Seems a shitty thing to do switching off like that in the face of what is clearly a man in trouble, though whether it's deep seated, or just a product of the night's events I don't know. I dissociated and I washed my hands of it. Hell I almost forgot about it till I started to watch "In Bob We Trust," which is kind of a piss poor excuse for remembering about people in need.

I was haggled for some money (successfully) by a man who was a smooth talker, I gave up more than I should have through his quick talking ways "Just some change, I'll just swap you some silver for that gold, that'll be good," and then like that he was gone. Happy Easter he said, and walked off.

There was a lady on some sort of drugs that couldn't operate, she tried to drink a bottle of water and ended up spilling it on the train all over the floor.
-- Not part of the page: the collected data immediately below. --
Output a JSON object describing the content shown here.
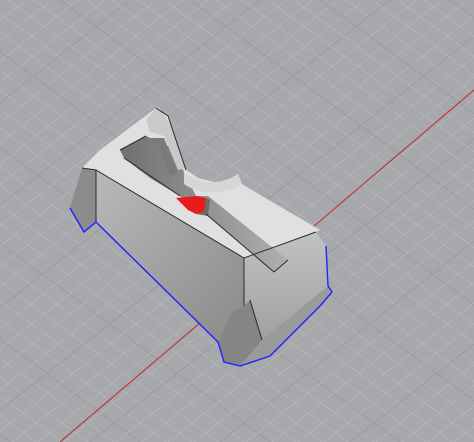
{
  "viewport": {
    "view": "perspective",
    "background_color": "#a6a8ac",
    "grid": {
      "visible": true,
      "minor_line_color": "#b4b6b9",
      "major_line_color": "#9a9c9f",
      "axis_x_color": "#c03a3a"
    }
  },
  "model": {
    "type": "solid",
    "selected": true,
    "selection_edge_color": "#2222ff",
    "highlight_face_color": "#e81a1a",
    "face_colors": {
      "top": "#e2e2e2",
      "light_side": "#cfcfcf",
      "mid_side": "#b4b4b4",
      "dark_side": "#8f8f8f",
      "darkest": "#7d7d7d"
    }
  }
}
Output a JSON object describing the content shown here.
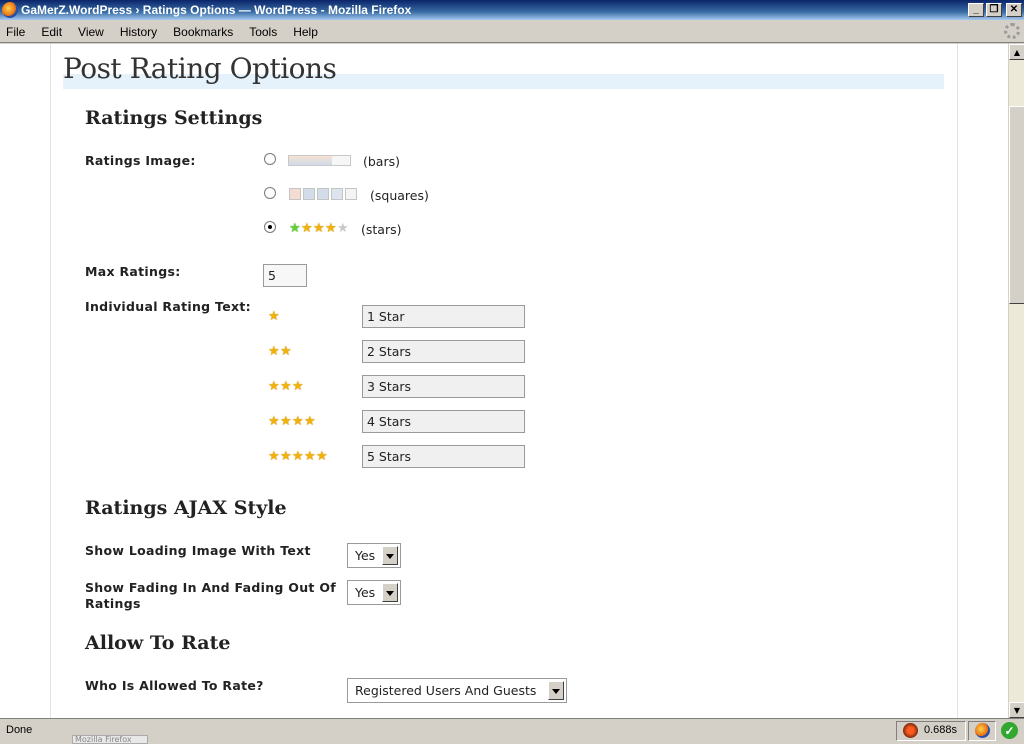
{
  "window": {
    "title": "GaMerZ.WordPress › Ratings Options — WordPress - Mozilla Firefox"
  },
  "menu": [
    "File",
    "Edit",
    "View",
    "History",
    "Bookmarks",
    "Tools",
    "Help"
  ],
  "page": {
    "title": "Post Rating Options",
    "ratings_settings": {
      "heading": "Ratings Settings",
      "image_label": "Ratings Image:",
      "image_options": [
        {
          "text": "(bars)",
          "checked": false
        },
        {
          "text": "(squares)",
          "checked": false
        },
        {
          "text": "(stars)",
          "checked": true
        }
      ],
      "max_label": "Max Ratings:",
      "max_value": "5",
      "rating_text_label": "Individual Rating Text:",
      "rating_texts": [
        "1 Star",
        "2 Stars",
        "3 Stars",
        "4 Stars",
        "5 Stars"
      ]
    },
    "ajax_style": {
      "heading": "Ratings AJAX Style",
      "loading_label": "Show Loading Image With Text",
      "loading_value": "Yes",
      "fading_label_1": "Show Fading In And Fading Out Of",
      "fading_label_2": "Ratings",
      "fading_value": "Yes"
    },
    "allow_rate": {
      "heading": "Allow To Rate",
      "who_label": "Who Is Allowed To Rate?",
      "who_value": "Registered Users And Guests"
    }
  },
  "status": {
    "text": "Done",
    "timing": "0.688s",
    "taskbar_ghost": "Mozilla Firefox"
  },
  "colors": {
    "title_band": "#e6f2fb",
    "star": "#f2b20c",
    "star_green": "#5fd23a"
  }
}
Not in a clumsy way, where she fumbled. The water bottle tipped over next to her slowly pouring onto the floor. She looked at it amused before handing it back to whoever she borrowed it off and staggering off the train.

There was that girl, who just broke up with her boyfriend over the phone who was a sobbing mess, the very image of bereaving - mascara running down her cheeks, her face in a grief mask, her arms dangling uselessly beside her. All I could think was that I was too tired for this and watched her walk on. Another bloke - guy came up to her and gave her a hug, asking what was wrong. His eyes met mine when he was asking her questions. I gave a nod in recognition, and forgot about it as I stepped on the train.

Life is interesting, and I guess it's easy to forget those unpleasant parts of our lives, or just times when you could've maybe done more. It's almost too much to help in some cases, but for others you do what you can.

- Just something I wanted to get off my chest. There seems to be a lot more homeless people/strange sad happenings happening around the city. Maybe I should try doing something a bit more for others.